Making good decisions in the grey zone.
The COVID-19 pandemic has made us think harder about the decisions we make.
Sometimes it’s a personal choice: is it right to visit my lonely elderly relative, or should I stay away to avoid any chance of transmitting the virus?
In other situations, it’s a matter of public policy: does the harm of workers losing jobs outweigh the health benefits of shutting down cafés and restaurants?
In extreme cases— as we’ve seen overseas, though thankfully not Australia — it can be a matter of life and death: who gets care when there are more patients than ventilators in the intensive care ward?
In all these examples, we must operate in the grey zone, navigating conflicting priorities and interests, and drawing on contested or uncertain evidence. It is all very well to say, “listen to the experts”, but expert opinion can differ, as we know from the debates about when schools should re-open or whether it is beneficial for everyone to wear face masks in public.
The pandemic has brought such grey-zone dilemmas into focus, but in truth they are always with us. Thankfully, rules, guidelines and codes of conduct make many everyday choices clear— I don’t have to think about what side of the road to drive on or what speed to drive at. But it is impossible to devise a rule to cover every situation, nor would it be desirable to do so. We’d end up living in some horrific totalitarian bureaucracy in which we did not need to think about our decisions at all. Ideas of personal responsibility and accountability would be thrown out the window, because we could all justify our actions with the Nuremburg defence: “I was just following orders”.

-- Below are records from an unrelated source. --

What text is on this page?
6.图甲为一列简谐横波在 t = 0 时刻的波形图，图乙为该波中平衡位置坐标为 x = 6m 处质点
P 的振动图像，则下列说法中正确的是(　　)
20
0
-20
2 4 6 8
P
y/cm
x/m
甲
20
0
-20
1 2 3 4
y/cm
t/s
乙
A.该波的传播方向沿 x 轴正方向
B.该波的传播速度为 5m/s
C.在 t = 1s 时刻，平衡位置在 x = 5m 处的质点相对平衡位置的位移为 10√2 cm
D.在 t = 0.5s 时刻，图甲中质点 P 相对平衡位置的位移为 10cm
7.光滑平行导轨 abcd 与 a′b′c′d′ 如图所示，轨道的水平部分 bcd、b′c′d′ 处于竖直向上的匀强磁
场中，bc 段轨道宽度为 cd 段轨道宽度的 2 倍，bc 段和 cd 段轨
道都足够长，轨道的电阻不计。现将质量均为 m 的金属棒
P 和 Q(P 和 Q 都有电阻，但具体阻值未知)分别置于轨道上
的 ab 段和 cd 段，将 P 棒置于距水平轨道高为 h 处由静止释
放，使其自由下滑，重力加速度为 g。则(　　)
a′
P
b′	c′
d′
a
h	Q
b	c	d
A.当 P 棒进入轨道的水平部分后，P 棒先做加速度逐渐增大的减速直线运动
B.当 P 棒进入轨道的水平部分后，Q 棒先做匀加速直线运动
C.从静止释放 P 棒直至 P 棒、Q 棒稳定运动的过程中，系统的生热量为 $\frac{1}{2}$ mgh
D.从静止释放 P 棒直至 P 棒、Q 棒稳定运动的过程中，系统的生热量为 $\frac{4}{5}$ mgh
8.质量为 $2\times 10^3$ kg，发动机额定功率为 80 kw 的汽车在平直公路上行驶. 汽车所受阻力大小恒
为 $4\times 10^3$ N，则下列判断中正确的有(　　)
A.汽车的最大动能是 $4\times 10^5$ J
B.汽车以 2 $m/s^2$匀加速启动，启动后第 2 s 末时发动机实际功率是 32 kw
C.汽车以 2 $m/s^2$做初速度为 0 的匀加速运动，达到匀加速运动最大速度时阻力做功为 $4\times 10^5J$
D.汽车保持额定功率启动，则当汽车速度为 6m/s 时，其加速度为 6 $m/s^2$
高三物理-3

After observing the trial of Adolf Eichmann, the German public servant who organised the transport of Jews to the death camps, the philosopher Hannah Arendt observed that human beings must “be capable of telling right from wrong even when all they have to guide them is their own judgement”. And as she noted, sometimes this might put us at odds with everyone else around us. Doing a good job of being human requires us to develop the capacity to make good judgements, both in our work and in our personal life. It is a capacity that is enhanced by being open to new information and to different points of view. It is a capacity that requires us to be alert to our tendency to make decisions that benefit us personally, even when we are convinced that we are being entirely objective. It is a capacity that is exercised together with core virtues like integrity, courage, generosity and fairness. And, as with so many things in life, good judgement is something that we can only get better at with practice.